The Whippets (8-3, 4-1 Eastern Connecticut Conference Division II) led 11-6 early but the Centaurs rallied as junior Hunter Larson (14 points, 7 rebounds) hit a basket and senior Carter Morissette (13 points) hit a 3-pointer with 2 minutes, 11 seconds left in the first quarter to tie things up.

Windham would take a 14-11 lead by the end of the first quarter but the game remained close throughout the second quarter.

Windham did forge ahead 23-18 with 3:45 to play in the half but the Centaurs (3-10, 1-5) kept fighting back.

A Teddy Richardson basket with 16 seconds left off an offensive rebound cut Windham’s lead to 1-point, 27-26.

Travis Mangual Jr., who led four Whippets players in double figures with 27 points, hit a pair of free throws with 13 seconds to play to make it a 29-26 Windham lead.
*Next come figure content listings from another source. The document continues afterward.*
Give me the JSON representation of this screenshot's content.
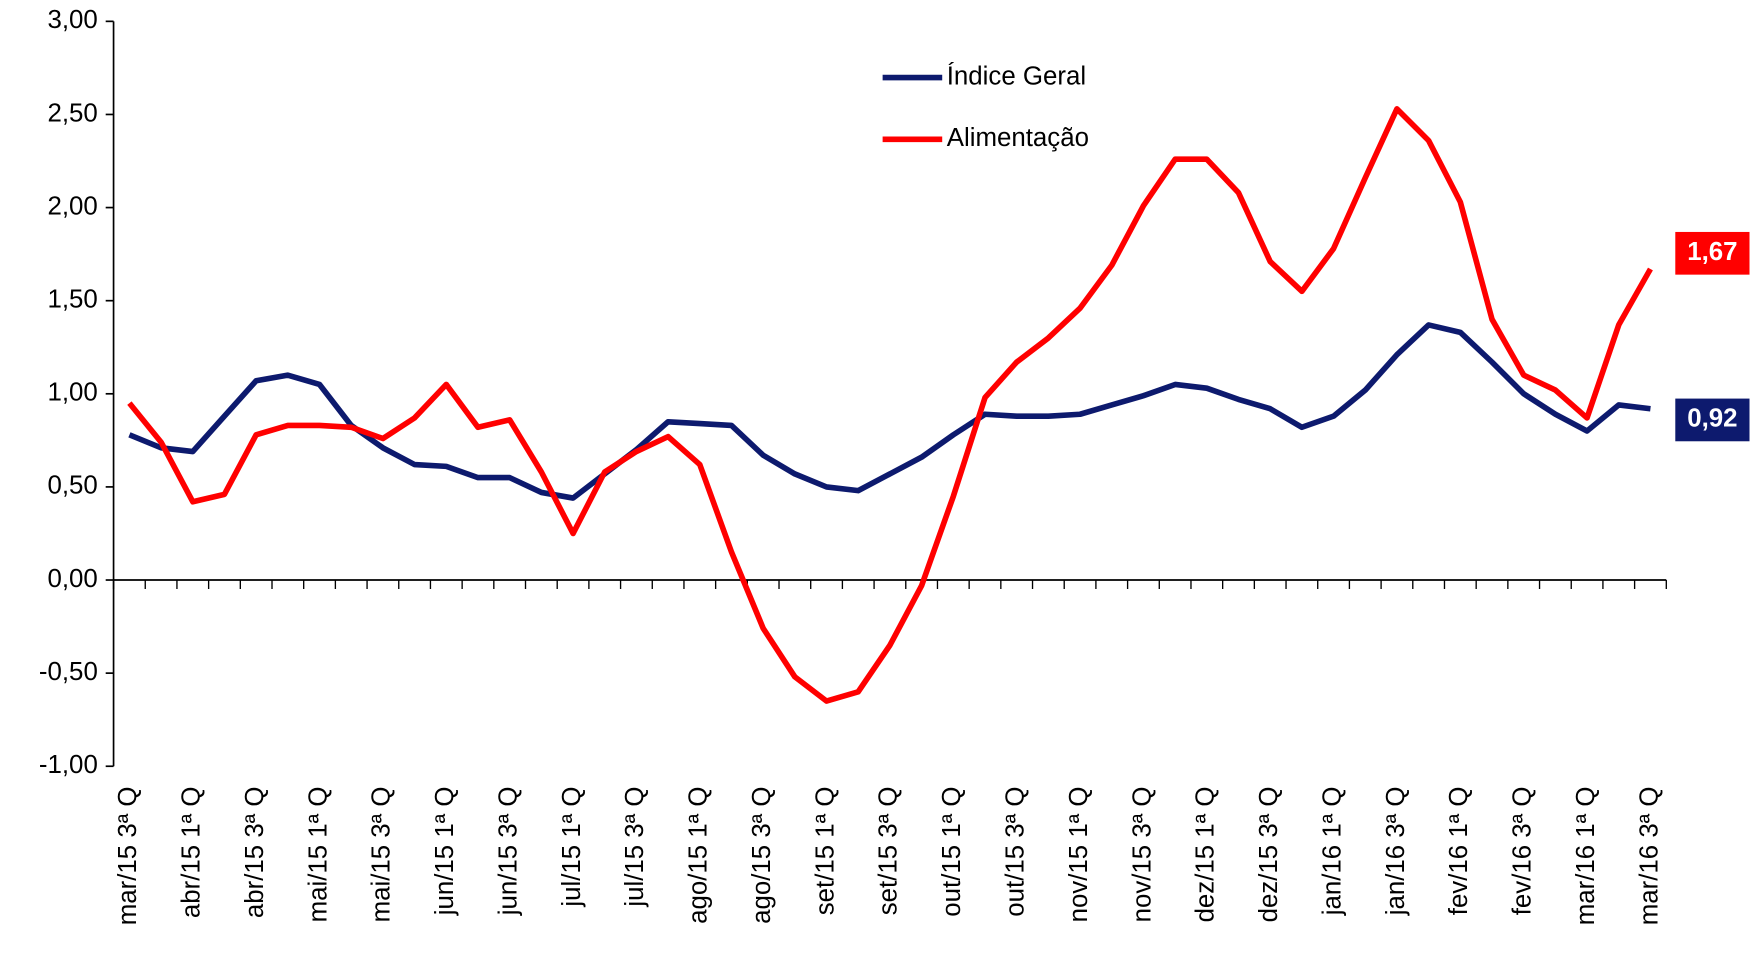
{
  "chart_data": {
    "type": "line",
    "categories": [
      "mar/15 3ª Q",
      null,
      "abr/15 1ª Q",
      null,
      "abr/15 3ª Q",
      null,
      "mai/15 1ª Q",
      null,
      "mai/15 3ª Q",
      null,
      "jun/15 1ª Q",
      null,
      "jun/15 3ª Q",
      null,
      "jul/15 1ª Q",
      null,
      "jul/15 3ª Q",
      null,
      "ago/15 1ª Q",
      null,
      "ago/15 3ª Q",
      null,
      "set/15 1ª Q",
      null,
      "set/15 3ª Q",
      null,
      "out/15 1ª Q",
      null,
      "out/15 3ª Q",
      null,
      "nov/15 1ª Q",
      null,
      "nov/15 3ª Q",
      null,
      "dez/15 1ª Q",
      null,
      "dez/15 3ª Q",
      null,
      "jan/16 1ª Q",
      null,
      "jan/16 3ª Q",
      null,
      "fev/16 1ª Q",
      null,
      "fev/16 3ª Q",
      null,
      "mar/16 1ª Q",
      null,
      "mar/16 3ª Q"
    ],
    "series": [
      {
        "name": "Índice Geral",
        "color": "#0d1a6e",
        "values": [
          0.78,
          0.71,
          0.69,
          0.88,
          1.07,
          1.1,
          1.05,
          0.83,
          0.71,
          0.62,
          0.61,
          0.55,
          0.55,
          0.47,
          0.44,
          0.57,
          0.7,
          0.85,
          0.84,
          0.83,
          0.67,
          0.57,
          0.5,
          0.48,
          0.57,
          0.66,
          0.78,
          0.89,
          0.88,
          0.88,
          0.89,
          0.94,
          0.99,
          1.05,
          1.03,
          0.97,
          0.92,
          0.82,
          0.88,
          1.02,
          1.21,
          1.37,
          1.33,
          1.17,
          1.0,
          0.89,
          0.8,
          0.94,
          0.92
        ],
        "value_labels": [
          null,
          null,
          null,
          null,
          null,
          null,
          null,
          null,
          null,
          null,
          null,
          null,
          null,
          null,
          null,
          null,
          null,
          null,
          null,
          null,
          null,
          null,
          null,
          null,
          null,
          null,
          null,
          null,
          null,
          null,
          null,
          null,
          null,
          null,
          null,
          null,
          null,
          null,
          null,
          null,
          null,
          null,
          null,
          null,
          null,
          null,
          null,
          null,
          "0,92"
        ]
      },
      {
        "name": "Alimentação",
        "color": "#ff0000",
        "values": [
          0.95,
          0.74,
          0.42,
          0.46,
          0.78,
          0.83,
          0.83,
          0.82,
          0.76,
          0.87,
          1.05,
          0.82,
          0.86,
          0.58,
          0.25,
          0.58,
          0.69,
          0.77,
          0.62,
          0.15,
          -0.26,
          -0.52,
          -0.65,
          -0.6,
          -0.35,
          -0.03,
          0.45,
          0.98,
          1.17,
          1.3,
          1.46,
          1.69,
          2.01,
          2.26,
          2.26,
          2.08,
          1.71,
          1.55,
          1.78,
          2.16,
          2.53,
          2.36,
          2.03,
          1.4,
          1.1,
          1.02,
          0.87,
          1.37,
          1.67
        ],
        "value_labels": [
          null,
          null,
          null,
          null,
          null,
          null,
          null,
          null,
          null,
          null,
          null,
          null,
          null,
          null,
          null,
          null,
          null,
          null,
          null,
          null,
          null,
          null,
          null,
          null,
          null,
          null,
          null,
          null,
          null,
          null,
          null,
          null,
          null,
          null,
          null,
          null,
          null,
          null,
          null,
          null,
          null,
          null,
          null,
          null,
          null,
          null,
          null,
          null,
          "1,67"
        ]
      }
    ],
    "ylim": [
      -1,
      3
    ],
    "yticks": [
      {
        "value": -1,
        "label": "-1,00"
      },
      {
        "value": -0.5,
        "label": "-0,50"
      },
      {
        "value": 0,
        "label": "0,00"
      },
      {
        "value": 0.5,
        "label": "0,50"
      },
      {
        "value": 1,
        "label": "1,00"
      },
      {
        "value": 1.5,
        "label": "1,50"
      },
      {
        "value": 2,
        "label": "2,00"
      },
      {
        "value": 2.5,
        "label": "2,50"
      },
      {
        "value": 3,
        "label": "3,00"
      }
    ],
    "grid": false,
    "legend": "top"
  }
}
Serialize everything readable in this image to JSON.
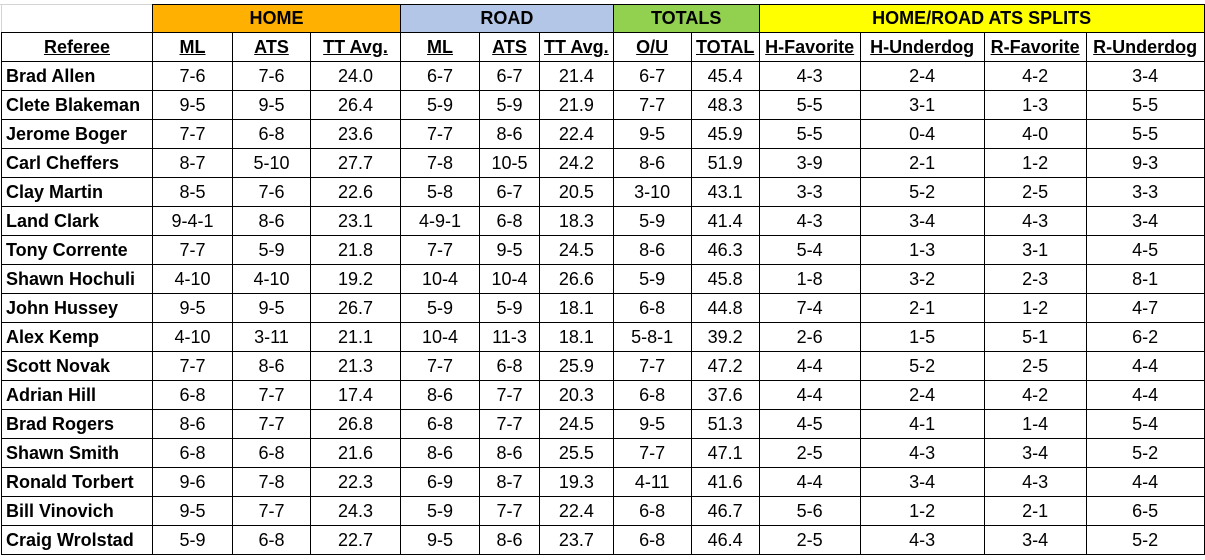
{
  "groups": {
    "home": {
      "label": "HOME",
      "color": "#FFB000"
    },
    "road": {
      "label": "ROAD",
      "color": "#B4C6E7"
    },
    "totals": {
      "label": "TOTALS",
      "color": "#92D050"
    },
    "splits": {
      "label": "HOME/ROAD ATS SPLITS",
      "color": "#FFFF00"
    }
  },
  "headers": [
    "Referee",
    "ML",
    "ATS",
    "TT Avg.",
    "ML",
    "ATS",
    "TT Avg.",
    "O/U",
    "TOTAL",
    "H-Favorite",
    "H-Underdog",
    "R-Favorite",
    "R-Underdog"
  ],
  "rows": [
    [
      "Brad Allen",
      "7-6",
      "7-6",
      "24.0",
      "6-7",
      "6-7",
      "21.4",
      "6-7",
      "45.4",
      "4-3",
      "2-4",
      "4-2",
      "3-4"
    ],
    [
      "Clete Blakeman",
      "9-5",
      "9-5",
      "26.4",
      "5-9",
      "5-9",
      "21.9",
      "7-7",
      "48.3",
      "5-5",
      "3-1",
      "1-3",
      "5-5"
    ],
    [
      "Jerome Boger",
      "7-7",
      "6-8",
      "23.6",
      "7-7",
      "8-6",
      "22.4",
      "9-5",
      "45.9",
      "5-5",
      "0-4",
      "4-0",
      "5-5"
    ],
    [
      "Carl Cheffers",
      "8-7",
      "5-10",
      "27.7",
      "7-8",
      "10-5",
      "24.2",
      "8-6",
      "51.9",
      "3-9",
      "2-1",
      "1-2",
      "9-3"
    ],
    [
      "Clay Martin",
      "8-5",
      "7-6",
      "22.6",
      "5-8",
      "6-7",
      "20.5",
      "3-10",
      "43.1",
      "3-3",
      "5-2",
      "2-5",
      "3-3"
    ],
    [
      "Land Clark",
      "9-4-1",
      "8-6",
      "23.1",
      "4-9-1",
      "6-8",
      "18.3",
      "5-9",
      "41.4",
      "4-3",
      "3-4",
      "4-3",
      "3-4"
    ],
    [
      "Tony Corrente",
      "7-7",
      "5-9",
      "21.8",
      "7-7",
      "9-5",
      "24.5",
      "8-6",
      "46.3",
      "5-4",
      "1-3",
      "3-1",
      "4-5"
    ],
    [
      "Shawn Hochuli",
      "4-10",
      "4-10",
      "19.2",
      "10-4",
      "10-4",
      "26.6",
      "5-9",
      "45.8",
      "1-8",
      "3-2",
      "2-3",
      "8-1"
    ],
    [
      "John Hussey",
      "9-5",
      "9-5",
      "26.7",
      "5-9",
      "5-9",
      "18.1",
      "6-8",
      "44.8",
      "7-4",
      "2-1",
      "1-2",
      "4-7"
    ],
    [
      "Alex Kemp",
      "4-10",
      "3-11",
      "21.1",
      "10-4",
      "11-3",
      "18.1",
      "5-8-1",
      "39.2",
      "2-6",
      "1-5",
      "5-1",
      "6-2"
    ],
    [
      "Scott Novak",
      "7-7",
      "8-6",
      "21.3",
      "7-7",
      "6-8",
      "25.9",
      "7-7",
      "47.2",
      "4-4",
      "5-2",
      "2-5",
      "4-4"
    ],
    [
      "Adrian Hill",
      "6-8",
      "7-7",
      "17.4",
      "8-6",
      "7-7",
      "20.3",
      "6-8",
      "37.6",
      "4-4",
      "2-4",
      "4-2",
      "4-4"
    ],
    [
      "Brad Rogers",
      "8-6",
      "7-7",
      "26.8",
      "6-8",
      "7-7",
      "24.5",
      "9-5",
      "51.3",
      "4-5",
      "4-1",
      "1-4",
      "5-4"
    ],
    [
      "Shawn Smith",
      "6-8",
      "6-8",
      "21.6",
      "8-6",
      "8-6",
      "25.5",
      "7-7",
      "47.1",
      "2-5",
      "4-3",
      "3-4",
      "5-2"
    ],
    [
      "Ronald Torbert",
      "9-6",
      "7-8",
      "22.3",
      "6-9",
      "8-7",
      "19.3",
      "4-11",
      "41.6",
      "4-4",
      "3-4",
      "4-3",
      "4-4"
    ],
    [
      "Bill Vinovich",
      "9-5",
      "7-7",
      "24.3",
      "5-9",
      "7-7",
      "22.4",
      "6-8",
      "46.7",
      "5-6",
      "1-2",
      "2-1",
      "6-5"
    ],
    [
      "Craig Wrolstad",
      "5-9",
      "6-8",
      "22.7",
      "9-5",
      "8-6",
      "23.7",
      "6-8",
      "46.4",
      "2-5",
      "4-3",
      "3-4",
      "5-2"
    ]
  ]
}
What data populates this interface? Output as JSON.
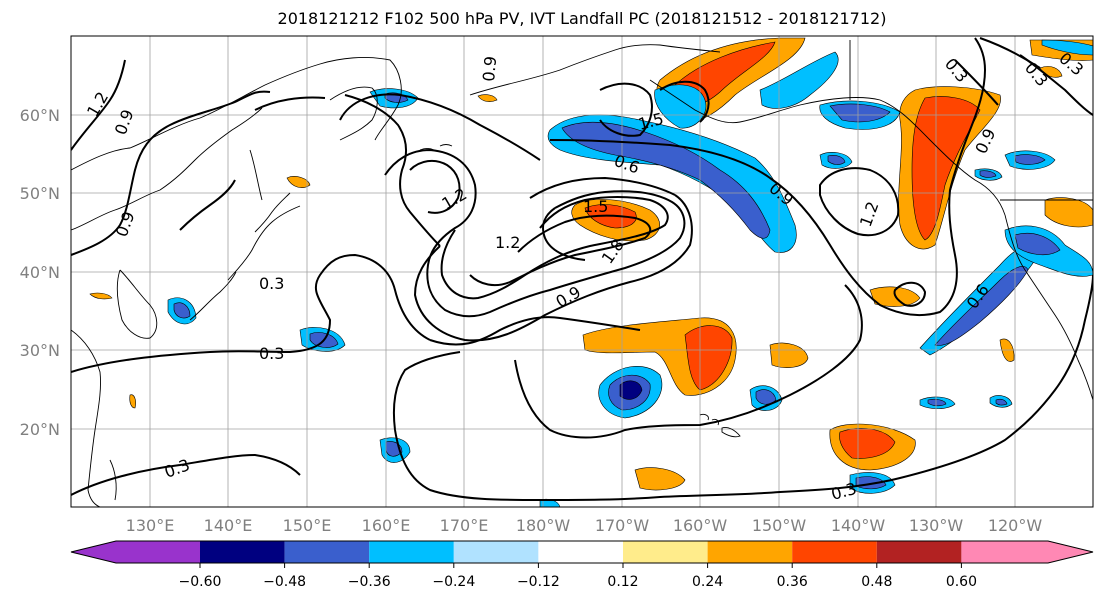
{
  "title": "2018121212 F102 500 hPa PV, IVT Landfall PC (2018121512 - 2018121712)",
  "map": {
    "lon_labels": [
      "130°E",
      "140°E",
      "150°E",
      "160°E",
      "170°E",
      "180°W",
      "170°W",
      "160°W",
      "150°W",
      "140°W",
      "130°W",
      "120°W"
    ],
    "lat_labels": [
      "60°N",
      "50°N",
      "40°N",
      "30°N",
      "20°N"
    ],
    "contour_labels": [
      "1.2",
      "0.9",
      "0.9",
      "0.3",
      "0.3",
      "0.3",
      "0.9",
      "1.2",
      "1.5",
      "1.2",
      "1.8",
      "0.9",
      "1.5",
      "0.6",
      "0.9",
      "1.2",
      "0.3",
      "0.3",
      "0.9",
      "0.3",
      "0.6",
      "0.3"
    ]
  },
  "colorbar": {
    "ticks": [
      "−0.60",
      "−0.48",
      "−0.36",
      "−0.24",
      "−0.12",
      "0.12",
      "0.24",
      "0.36",
      "0.48",
      "0.60"
    ],
    "colors": [
      "#9933cc",
      "#000080",
      "#3a5fcd",
      "#00bfff",
      "#b0e2ff",
      "#ffffff",
      "#ffec8b",
      "#ffa500",
      "#ff4500",
      "#b22222",
      "#ff88b4"
    ]
  }
}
But with just three seconds left before half, Richardson floated one in from the right side for a 3-pointer and a tie game at half.

“That was a momentum builder. A guy like that coming off the bench making shots like that, keeping the team in it. It was a big shot for Teddy,” Adams said.

But the momentum did not carry into the second half as the Whippets changed up their defense, going from a zone to man, and that increased energy fired up their offense.

The Whippets scored the first 14 points of the third quarter.

“They were in a 1-2-2 (in the first half) which slowed us down but we got shots out of it. When they went man, they were a little more aggressive and the shots stopped falling for us. We started settling for 3’s instead of trying to get to the rim. That (defensive)switch hurt us a bit,” Adams agreed.

The first point for the Centaurs in the quarter came with 2:47 to play on a Larson free throw.

The Whippets led by 17 at the end of the third quarter and pulled away with a 9-2 run to start the fourth.

James D’Alleva-Bochain added eight rebounds for the Centaurs who clearly missed having 6-foot-6 sophomore Brady Ericson in the paint.

He scored 27 points in the first meeting of the season against Windham but an illness kept him on the sidelines.

“We missed him,” Adams said. “We missed him on the boards, in the interior. He’s just a force out there and a matchup problem. He makes it hard for teams to defend us.”